Power In Different Forms (Girl power, Confidence)

Out shopping, I asked her for a piggy back ride. She pretended to go along with it, and I commented how amazing it would be if she was that powerful; that girls are powerful. It somehow turned into her commenting…

Her – “But not as much as boys.”

I stopped dead in my tracks and looked right at her

Me – “Excuse me?!!! Excuse me?!!!”

She froze not knowing what to say.

Me – “Girls are just as powerful as boys.”

Her – “Okay.”

Me – “Besides, being powerful is more than muscles. You can be powerful with your mind, powerful with your heart, powerful with your smarts, too.”


Me – “Let me ask you something, if a boy tries to force himself through a locked door and a girl walks up with a key and goes right in, who is more powerful?”

Her – “The girl.”

Me – “Exactly.”

Nudging through Shyness (Courage, Fostering independence, Self-confidence)

At Trader Joe’s she wanted popsicles.

Me – “Ok, here is the money, go get them.”
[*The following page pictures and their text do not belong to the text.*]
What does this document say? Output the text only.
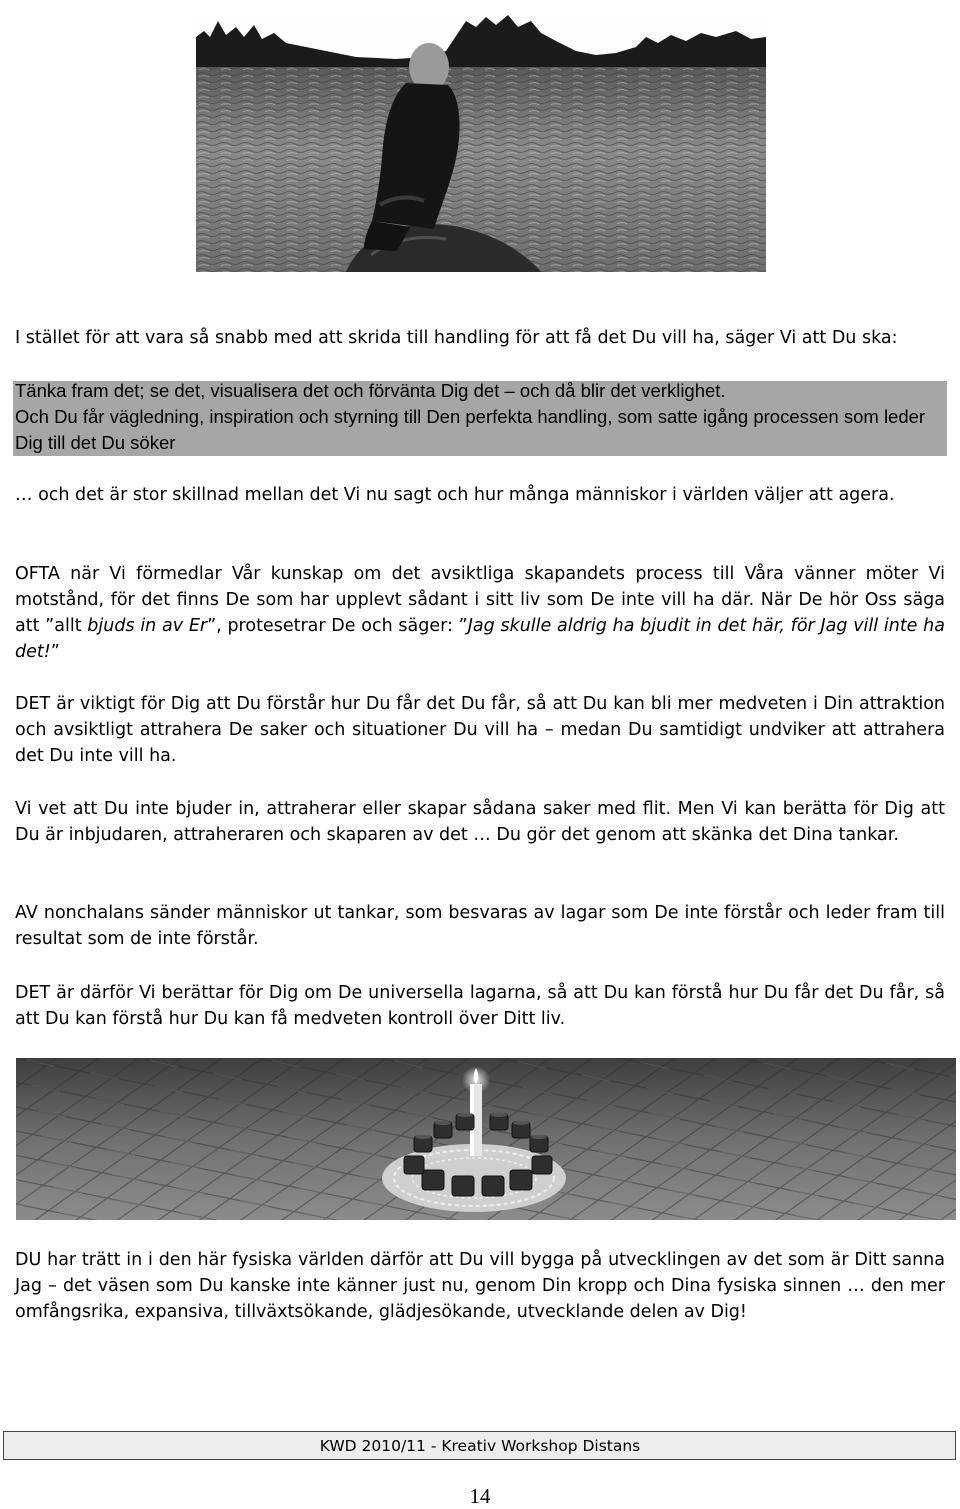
I stället för att vara så snabb med att skrida till handling för att få det Du vill ha, säger Vi att Du ska:

Tänka fram det; se det, visualisera det och förvänta Dig det – och då blir det verklighet.

Och Du får vägledning, inspiration och styrning till Den perfekta handling, som satte igång processen som leder Dig till det Du söker

… och det är stor skillnad mellan det Vi nu sagt och hur många människor i världen väljer att agera.

OFTA när Vi förmedlar Vår kunskap om det avsiktliga skapandets process till Våra vänner möter Vi motstånd, för det finns De som har upplevt sådant i sitt liv som De inte vill ha där. När De hör Oss säga att ”allt bjuds in av Er”, protesetrar De och säger: ”Jag skulle aldrig ha bjudit in det här, för Jag vill inte ha det!”

DET är viktigt för Dig att Du förstår hur Du får det Du får, så att Du kan bli mer medveten i Din attraktion och avsiktligt attrahera De saker och situationer Du vill ha – medan Du samtidigt undviker att attrahera det Du inte vill ha.

Vi vet att Du inte bjuder in, attraherar eller skapar sådana saker med flit. Men Vi kan berätta för Dig att Du är inbjudaren, attraheraren och skaparen av det … Du gör det genom att skänka det Dina tankar.

AV nonchalans sänder människor ut tankar, som besvaras av lagar som De inte förstår och leder fram till resultat som de inte förstår.

DET är därför Vi berättar för Dig om De universella lagarna, så att Du kan förstå hur Du får det Du får, så att Du kan förstå hur Du kan få medveten kontroll över Ditt liv.

DU har trätt in i den här fysiska världen därför att Du vill bygga på utvecklingen av det som är Ditt sanna Jag – det väsen som Du kanske inte känner just nu, genom Din kropp och Dina fysiska sinnen … den mer omfångsrika, expansiva, tillväxtsökande, glädjesökande, utvecklande delen av Dig!

KWD 2010/11 - Kreativ Workshop Distans
14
I sat down on a bench and waited near the register as she whined and squirmed her way to the checkout. The lady was lovely with her, and as we left she said to me, “I did the same thing with my daughter.”

Five minutes later, we were at the gas station…
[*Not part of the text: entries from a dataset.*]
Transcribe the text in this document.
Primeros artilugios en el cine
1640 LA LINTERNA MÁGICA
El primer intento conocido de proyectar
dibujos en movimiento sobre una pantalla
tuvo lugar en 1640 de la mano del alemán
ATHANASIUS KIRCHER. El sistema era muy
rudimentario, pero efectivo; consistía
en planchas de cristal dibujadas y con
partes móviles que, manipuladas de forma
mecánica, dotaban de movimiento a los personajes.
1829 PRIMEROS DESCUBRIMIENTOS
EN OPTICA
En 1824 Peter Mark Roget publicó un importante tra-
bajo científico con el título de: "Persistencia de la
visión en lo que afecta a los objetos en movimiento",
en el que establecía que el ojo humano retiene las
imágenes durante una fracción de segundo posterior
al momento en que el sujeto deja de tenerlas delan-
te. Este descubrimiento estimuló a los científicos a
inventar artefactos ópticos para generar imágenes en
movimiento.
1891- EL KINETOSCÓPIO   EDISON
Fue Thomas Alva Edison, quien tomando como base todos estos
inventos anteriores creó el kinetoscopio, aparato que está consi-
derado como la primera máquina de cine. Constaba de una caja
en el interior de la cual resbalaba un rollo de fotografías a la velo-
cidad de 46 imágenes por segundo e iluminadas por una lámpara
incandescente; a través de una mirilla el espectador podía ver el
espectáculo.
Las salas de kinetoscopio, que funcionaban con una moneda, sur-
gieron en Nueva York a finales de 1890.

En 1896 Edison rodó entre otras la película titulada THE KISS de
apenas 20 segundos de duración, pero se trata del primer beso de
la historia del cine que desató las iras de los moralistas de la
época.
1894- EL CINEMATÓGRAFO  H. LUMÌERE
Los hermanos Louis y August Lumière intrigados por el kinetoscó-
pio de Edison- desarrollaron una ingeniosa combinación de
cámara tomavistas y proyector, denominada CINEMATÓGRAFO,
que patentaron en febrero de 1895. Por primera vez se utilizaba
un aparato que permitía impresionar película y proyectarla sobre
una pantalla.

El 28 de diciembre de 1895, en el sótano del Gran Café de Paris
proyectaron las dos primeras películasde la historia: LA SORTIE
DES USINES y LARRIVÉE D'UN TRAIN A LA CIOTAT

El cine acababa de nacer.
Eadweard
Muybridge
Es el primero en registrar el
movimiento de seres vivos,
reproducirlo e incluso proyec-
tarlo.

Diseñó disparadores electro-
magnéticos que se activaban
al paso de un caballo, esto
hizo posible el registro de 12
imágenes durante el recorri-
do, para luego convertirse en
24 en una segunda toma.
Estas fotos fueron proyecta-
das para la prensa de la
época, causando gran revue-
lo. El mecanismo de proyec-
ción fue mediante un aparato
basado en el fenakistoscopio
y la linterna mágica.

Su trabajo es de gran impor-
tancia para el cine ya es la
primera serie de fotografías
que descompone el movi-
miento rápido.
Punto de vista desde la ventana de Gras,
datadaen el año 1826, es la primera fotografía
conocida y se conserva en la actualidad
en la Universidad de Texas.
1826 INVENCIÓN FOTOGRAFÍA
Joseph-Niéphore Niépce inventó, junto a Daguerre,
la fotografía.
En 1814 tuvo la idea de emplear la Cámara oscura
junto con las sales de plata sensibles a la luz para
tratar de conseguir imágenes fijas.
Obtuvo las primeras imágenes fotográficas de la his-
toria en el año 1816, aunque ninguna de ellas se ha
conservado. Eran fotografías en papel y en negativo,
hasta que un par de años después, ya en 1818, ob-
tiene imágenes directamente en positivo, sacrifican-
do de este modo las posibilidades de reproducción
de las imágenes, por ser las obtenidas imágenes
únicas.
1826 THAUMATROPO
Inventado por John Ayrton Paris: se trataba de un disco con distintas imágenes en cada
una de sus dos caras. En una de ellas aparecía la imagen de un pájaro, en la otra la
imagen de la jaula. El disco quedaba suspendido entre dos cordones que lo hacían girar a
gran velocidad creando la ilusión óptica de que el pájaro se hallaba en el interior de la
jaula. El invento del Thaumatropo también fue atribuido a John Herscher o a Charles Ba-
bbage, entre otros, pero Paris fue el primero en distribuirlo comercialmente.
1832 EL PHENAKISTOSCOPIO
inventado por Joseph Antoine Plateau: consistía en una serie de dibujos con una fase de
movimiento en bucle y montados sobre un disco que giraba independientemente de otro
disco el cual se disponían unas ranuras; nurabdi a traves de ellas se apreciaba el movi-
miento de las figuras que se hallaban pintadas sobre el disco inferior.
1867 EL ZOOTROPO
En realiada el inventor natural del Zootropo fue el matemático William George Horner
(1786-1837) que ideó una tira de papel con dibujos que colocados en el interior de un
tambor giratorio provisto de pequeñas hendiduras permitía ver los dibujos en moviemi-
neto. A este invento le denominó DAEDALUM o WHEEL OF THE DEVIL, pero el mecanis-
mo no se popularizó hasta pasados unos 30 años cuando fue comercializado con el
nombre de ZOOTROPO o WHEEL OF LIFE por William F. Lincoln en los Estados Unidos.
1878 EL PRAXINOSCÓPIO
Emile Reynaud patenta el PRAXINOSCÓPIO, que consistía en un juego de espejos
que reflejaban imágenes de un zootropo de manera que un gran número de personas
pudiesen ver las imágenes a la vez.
Me – “Honey, can you go in and pay. Please tell them $22 on pump two.”

Again, she squirmed, her body contorting into a ball of social fear.
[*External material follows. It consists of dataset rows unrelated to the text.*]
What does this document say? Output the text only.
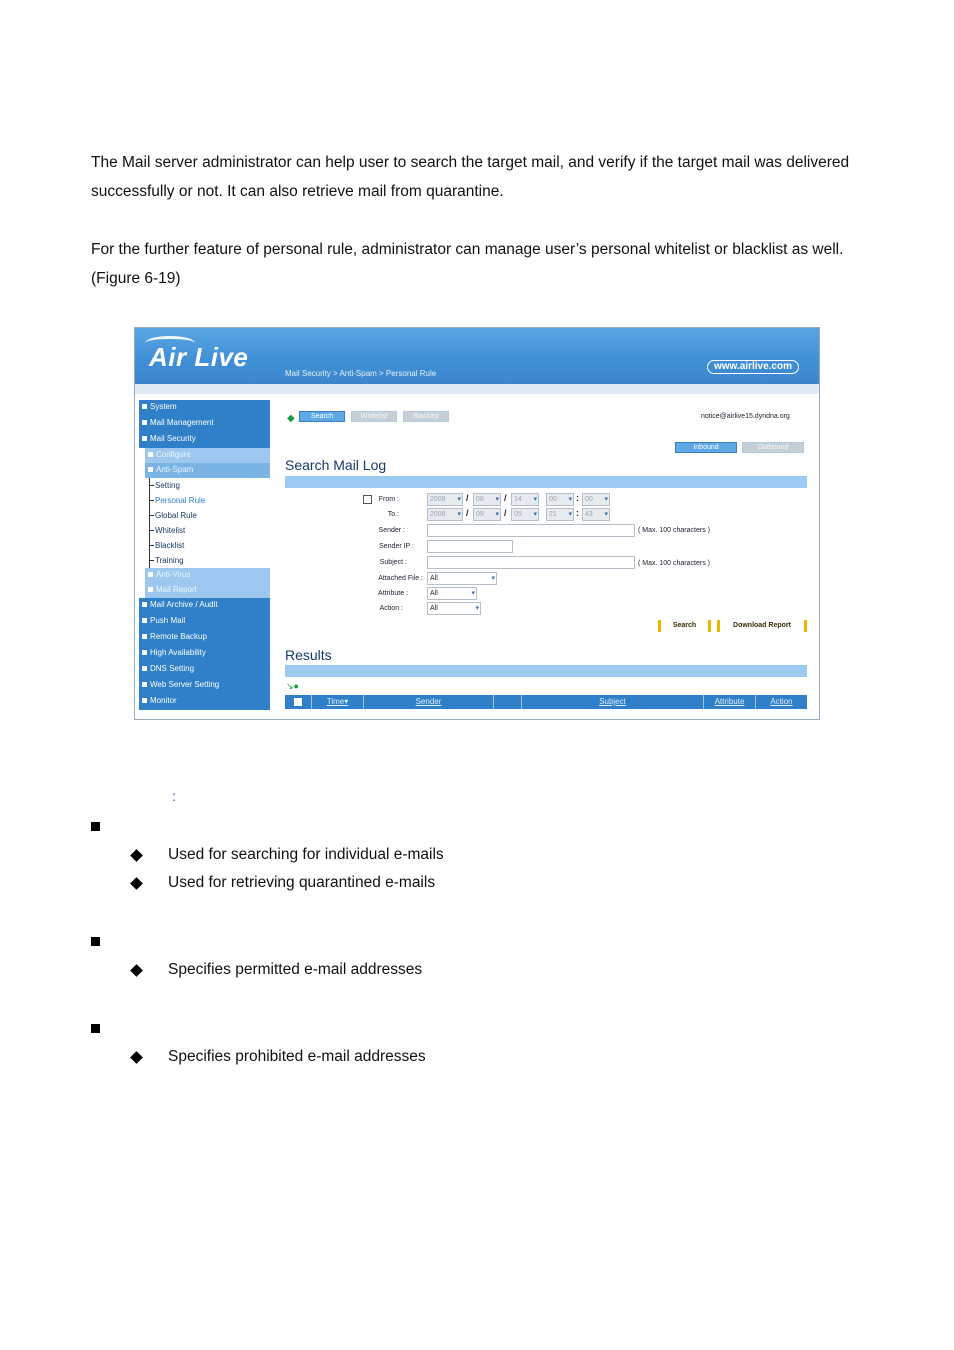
The Mail server administrator can help user to search the target mail, and verify if the target mail was delivered successfully or not. It can also retrieve mail from quarantine.

For the further feature of personal rule, administrator can manage user’s personal whitelist or blacklist as well. (Figure 6-19)

Air Live
Mail Security > Anti-Spam > Personal Rule
www.airlive.com
System
Mail Management
Mail Security
Configure
Anti-Spam
Setting
Personal Rule
Global Rule
Whitelist
Blacklist
Training
Anti-Virus
Mail Report
Mail Archive / Audit
Push Mail
Remote Backup
High Availability
DNS Setting
Web Server Setting
Monitor
◆	Search	Whitelist	Blacklist	notice@airlive15.dyndna.org
Inbound	Outbound
Search Mail Log
From :	2008 ▾	/	08 ▾	/	14 ▾	00 ▾	: 00 ▾
To :	2008 ▾	/	09 ▾	/	05 ▾	21 ▾	: 43 ▾
Sender :	( Max. 100 characters )
Sender IP :
Subject :	( Max. 100 characters )
Attached File :	All ▾
Attribute :	All ▾
Action :	All ▾
Search	Download Report
Results
↘●
Time▾	Sender	Subject	Attribute	Action
:
Used for searching for individual e-mails
Used for retrieving quarantined e-mails
Specifies permitted e-mail addresses
Specifies prohibited e-mail addresses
Me – “Why are you being afraid of people? What do you think is going to happen?”

Her – “They will say get out!”

Me – “They would never say that. Everyone is nice to you. If they say that, I will buy you two thousand popsicles.”

She looked at me as if to say I was being ridiculous, and, true, I was.

Me – “Okay, forty popsicles. Come on. Twenty-two on two. You can do it.”

Finally, off she went. It was a good thirty meters away. I saw her glance at me one more time from inside, and then she disappeared. Moments later, she emerged, walking tall and proudly.

High five!

My little girl is powerful in many ways, but in many social situations she needs nudges. She doesn’t like them, but she loves how she feels about herself at the other side of it.